A dificuldade em se destacar pode ser desmotivador para os artistas. “Eu conheço mais de 20 MCs, não é justo que um por ano suba, porque isso desmotiva os outros 19. É gratificante ver seu amigo subindo, mas é frustrante ver que só um subiu”, afirma Lala.
O cantor JayA Luuck é natural do bairro de Pituaçu, e no início de sua carreira participava com frequência da Batalha da Torre. Hoje em dia o artista investe em suas músicas autorais, chegando à marca de mais de 8 milhões de visualizações e cantando também com outros artistas do meio, através de sua gravadora, a Pineapple.
“Graças ao talento dele e a Batalha da Torre também, ele foi visto aqui, começou a ir pra vários compilations [compilados de vídeos] e a Batalha da Aldeia chamou ele, lá ele fez o nome dele mesmo, conseguiu, hoje está muito bem, graças a Deus, e continua representando”, relembra Nad.
“Ele hoje em dia não está mais batalhando, mas representa a gente muito bem, a gente é muito fã dele. Além disso, o empresário dele que é Big, ajudou muito também a Batalha da Torre. Ele fez muito pela Torre e até hoje quando dá ele faz”, completa Nad.
O outro lado da moeda
Além do lado de quem participa das batalhas, existe a plateia, que é fundamental e sempre está presente para prestigiar.
Lala Azevedo começou a frequentar presencialmente as batalhas de Salvador esse ano, por conta da pandemia, mas apesar do pouco tempo, a admiração é grande.
“A batalha da quadra mesmo eu nunca tinha ido pessoalmente, é um lugar que eu me apeguei muito, porque em uma das seletivas da competição estadual da quadra, eu decidi que eu ia arcar com a inscrição de quatro Mcs, foram oito Mcs sorteados e eu paguei a inscrição dos quatro primeiros”, relata Azevedo.
Lala conta que nesse dia, um amigo acabou sendo o campeão: “Nesse dia, a última pessoa a se inscrever foi meu amigo, ele foi a primeira pessoa a ser sorteada e foi quem ganhou a batalha no dia.
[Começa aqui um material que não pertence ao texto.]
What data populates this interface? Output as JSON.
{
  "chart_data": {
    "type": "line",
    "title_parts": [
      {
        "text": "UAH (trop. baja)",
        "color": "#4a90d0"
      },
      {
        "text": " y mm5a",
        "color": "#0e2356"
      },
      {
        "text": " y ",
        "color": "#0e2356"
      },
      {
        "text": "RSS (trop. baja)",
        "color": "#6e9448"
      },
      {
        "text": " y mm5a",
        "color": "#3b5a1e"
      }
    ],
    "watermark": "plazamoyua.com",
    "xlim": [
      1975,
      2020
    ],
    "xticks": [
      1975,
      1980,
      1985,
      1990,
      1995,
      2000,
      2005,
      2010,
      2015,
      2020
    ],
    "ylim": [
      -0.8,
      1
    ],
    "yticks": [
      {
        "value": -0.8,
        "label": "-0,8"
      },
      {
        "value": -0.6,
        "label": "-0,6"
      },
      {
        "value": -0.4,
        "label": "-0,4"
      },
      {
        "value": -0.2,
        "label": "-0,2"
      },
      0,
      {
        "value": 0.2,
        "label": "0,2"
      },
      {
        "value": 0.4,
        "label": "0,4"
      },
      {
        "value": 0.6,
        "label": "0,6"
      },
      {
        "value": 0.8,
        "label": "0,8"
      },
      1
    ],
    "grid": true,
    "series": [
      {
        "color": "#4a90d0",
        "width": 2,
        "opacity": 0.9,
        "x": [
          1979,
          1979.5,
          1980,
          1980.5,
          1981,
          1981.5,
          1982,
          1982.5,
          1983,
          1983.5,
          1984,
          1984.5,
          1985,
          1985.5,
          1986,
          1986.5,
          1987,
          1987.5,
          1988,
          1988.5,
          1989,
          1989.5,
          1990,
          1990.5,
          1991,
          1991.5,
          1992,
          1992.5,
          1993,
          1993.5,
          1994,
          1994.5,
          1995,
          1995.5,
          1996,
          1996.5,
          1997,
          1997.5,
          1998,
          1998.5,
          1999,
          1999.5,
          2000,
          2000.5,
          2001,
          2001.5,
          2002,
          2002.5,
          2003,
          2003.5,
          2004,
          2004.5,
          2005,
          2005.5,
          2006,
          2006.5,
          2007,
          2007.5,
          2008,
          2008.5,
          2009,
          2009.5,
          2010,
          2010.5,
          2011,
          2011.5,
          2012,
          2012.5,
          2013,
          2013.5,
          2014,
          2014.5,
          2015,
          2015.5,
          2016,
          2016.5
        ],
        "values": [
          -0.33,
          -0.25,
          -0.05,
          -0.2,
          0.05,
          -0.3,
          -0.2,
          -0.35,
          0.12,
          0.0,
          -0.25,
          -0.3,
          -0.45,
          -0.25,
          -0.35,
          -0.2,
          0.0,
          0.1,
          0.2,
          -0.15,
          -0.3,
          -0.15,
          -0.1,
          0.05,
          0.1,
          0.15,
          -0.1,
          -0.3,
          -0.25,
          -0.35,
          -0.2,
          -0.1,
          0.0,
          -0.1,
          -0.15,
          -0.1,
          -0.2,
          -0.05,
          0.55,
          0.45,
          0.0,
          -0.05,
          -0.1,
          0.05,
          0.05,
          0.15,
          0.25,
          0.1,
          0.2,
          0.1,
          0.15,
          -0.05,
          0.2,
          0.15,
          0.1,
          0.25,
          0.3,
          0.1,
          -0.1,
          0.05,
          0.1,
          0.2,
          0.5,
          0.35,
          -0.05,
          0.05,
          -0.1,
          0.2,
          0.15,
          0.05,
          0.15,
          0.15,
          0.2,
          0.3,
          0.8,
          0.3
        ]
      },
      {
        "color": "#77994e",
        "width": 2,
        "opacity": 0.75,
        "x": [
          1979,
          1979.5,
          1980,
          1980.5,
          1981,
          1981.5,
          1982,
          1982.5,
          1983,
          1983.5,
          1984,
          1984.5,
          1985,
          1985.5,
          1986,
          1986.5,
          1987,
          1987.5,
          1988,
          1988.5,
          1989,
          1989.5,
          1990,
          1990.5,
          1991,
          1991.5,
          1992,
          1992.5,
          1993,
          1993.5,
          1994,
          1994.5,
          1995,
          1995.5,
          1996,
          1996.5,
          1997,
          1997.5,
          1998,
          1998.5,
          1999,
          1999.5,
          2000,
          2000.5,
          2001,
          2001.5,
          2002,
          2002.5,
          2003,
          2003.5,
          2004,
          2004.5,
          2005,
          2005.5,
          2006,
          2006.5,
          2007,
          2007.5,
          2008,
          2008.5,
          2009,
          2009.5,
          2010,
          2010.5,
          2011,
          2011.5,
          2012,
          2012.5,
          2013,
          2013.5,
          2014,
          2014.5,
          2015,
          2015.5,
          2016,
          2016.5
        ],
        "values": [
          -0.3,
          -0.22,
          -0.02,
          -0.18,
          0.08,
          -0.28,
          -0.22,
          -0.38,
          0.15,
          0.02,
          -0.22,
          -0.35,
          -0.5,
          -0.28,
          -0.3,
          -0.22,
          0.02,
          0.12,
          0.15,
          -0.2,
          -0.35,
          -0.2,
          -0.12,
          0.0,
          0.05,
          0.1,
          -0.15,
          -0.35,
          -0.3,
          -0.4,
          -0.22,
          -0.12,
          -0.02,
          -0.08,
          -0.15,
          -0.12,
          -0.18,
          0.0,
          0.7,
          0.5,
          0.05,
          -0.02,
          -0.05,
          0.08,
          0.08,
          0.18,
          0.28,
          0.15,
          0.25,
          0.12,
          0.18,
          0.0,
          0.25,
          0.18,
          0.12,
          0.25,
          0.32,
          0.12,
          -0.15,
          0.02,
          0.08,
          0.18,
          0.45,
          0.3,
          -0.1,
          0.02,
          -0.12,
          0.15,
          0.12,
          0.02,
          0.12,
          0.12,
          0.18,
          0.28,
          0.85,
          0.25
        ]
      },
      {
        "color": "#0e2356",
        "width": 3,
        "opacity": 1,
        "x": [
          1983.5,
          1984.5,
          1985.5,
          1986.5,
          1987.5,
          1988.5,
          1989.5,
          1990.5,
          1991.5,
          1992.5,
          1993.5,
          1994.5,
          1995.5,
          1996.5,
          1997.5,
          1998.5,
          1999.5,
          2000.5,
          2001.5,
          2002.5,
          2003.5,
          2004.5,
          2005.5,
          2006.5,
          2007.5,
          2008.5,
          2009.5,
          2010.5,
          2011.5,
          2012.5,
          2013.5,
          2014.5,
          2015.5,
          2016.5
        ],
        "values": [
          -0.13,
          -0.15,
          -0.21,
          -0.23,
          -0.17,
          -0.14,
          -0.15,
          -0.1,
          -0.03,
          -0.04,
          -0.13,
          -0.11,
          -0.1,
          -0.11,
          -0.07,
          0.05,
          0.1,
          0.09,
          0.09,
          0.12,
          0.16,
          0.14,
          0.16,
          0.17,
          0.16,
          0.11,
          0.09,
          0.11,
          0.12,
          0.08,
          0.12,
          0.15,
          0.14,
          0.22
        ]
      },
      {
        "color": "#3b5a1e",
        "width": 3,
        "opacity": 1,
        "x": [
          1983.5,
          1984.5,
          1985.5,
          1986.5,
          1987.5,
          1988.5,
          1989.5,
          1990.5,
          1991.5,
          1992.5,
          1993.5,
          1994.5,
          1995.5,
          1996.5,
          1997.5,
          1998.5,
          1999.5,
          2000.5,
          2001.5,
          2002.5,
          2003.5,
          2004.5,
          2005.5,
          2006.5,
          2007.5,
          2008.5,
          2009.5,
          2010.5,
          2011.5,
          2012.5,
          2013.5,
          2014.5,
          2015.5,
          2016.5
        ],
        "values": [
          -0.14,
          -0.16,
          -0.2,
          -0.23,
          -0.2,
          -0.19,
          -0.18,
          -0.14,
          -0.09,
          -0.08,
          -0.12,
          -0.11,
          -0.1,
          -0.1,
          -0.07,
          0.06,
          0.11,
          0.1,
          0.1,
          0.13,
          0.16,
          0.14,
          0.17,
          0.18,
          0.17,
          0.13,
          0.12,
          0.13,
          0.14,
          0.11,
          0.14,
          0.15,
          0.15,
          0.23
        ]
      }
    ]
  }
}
E para mim foi algo muito marcante porque eu não pude acompanhar no dia, mas no outro dia eu descobri que ele foi campeão”.
A jovem conta também que sempre que pode e sobra um pouco de seu salário, investe no movimento: “Naquele momento cinco reais era muito, era um dinheiro que estava sobrando e pode ser o início do sonho de alguém.”
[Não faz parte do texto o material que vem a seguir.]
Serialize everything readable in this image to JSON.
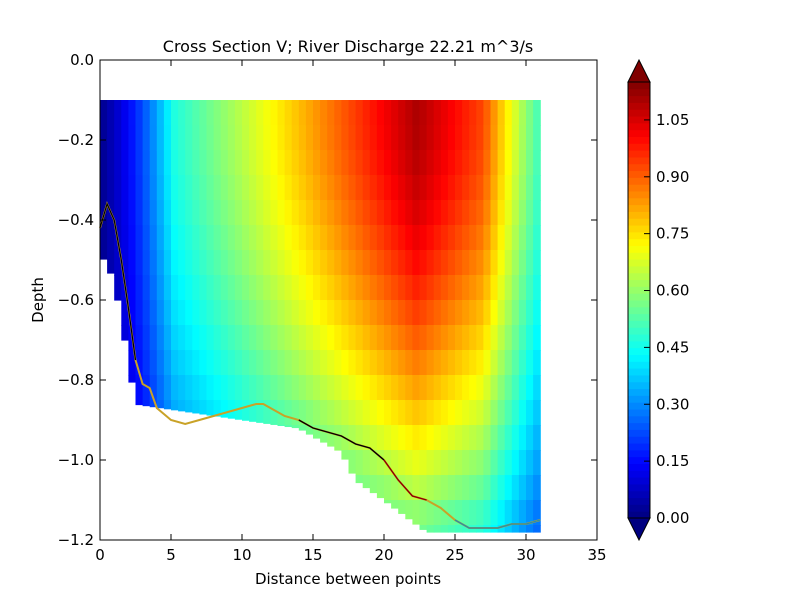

E para quem já acompanha de casa, ou tem interesse no assunto, Nad deixa uma dica para começar a rimar e participar de batalhas: “Ganhar ou perder, muitas vezes para mim antigamente já foi o principal, hoje em dia eu não vejo mais assim. Eu acho que, principalmente para quem tá começando, o importante é você participar”
É importante valorizar os movimentos culturais da sua região. “O conselho que eu do é esse, vá e tenha coragem, na vida a gente precisa ter coragem, principalmente para essas coisas boas”, ressalta o organizador.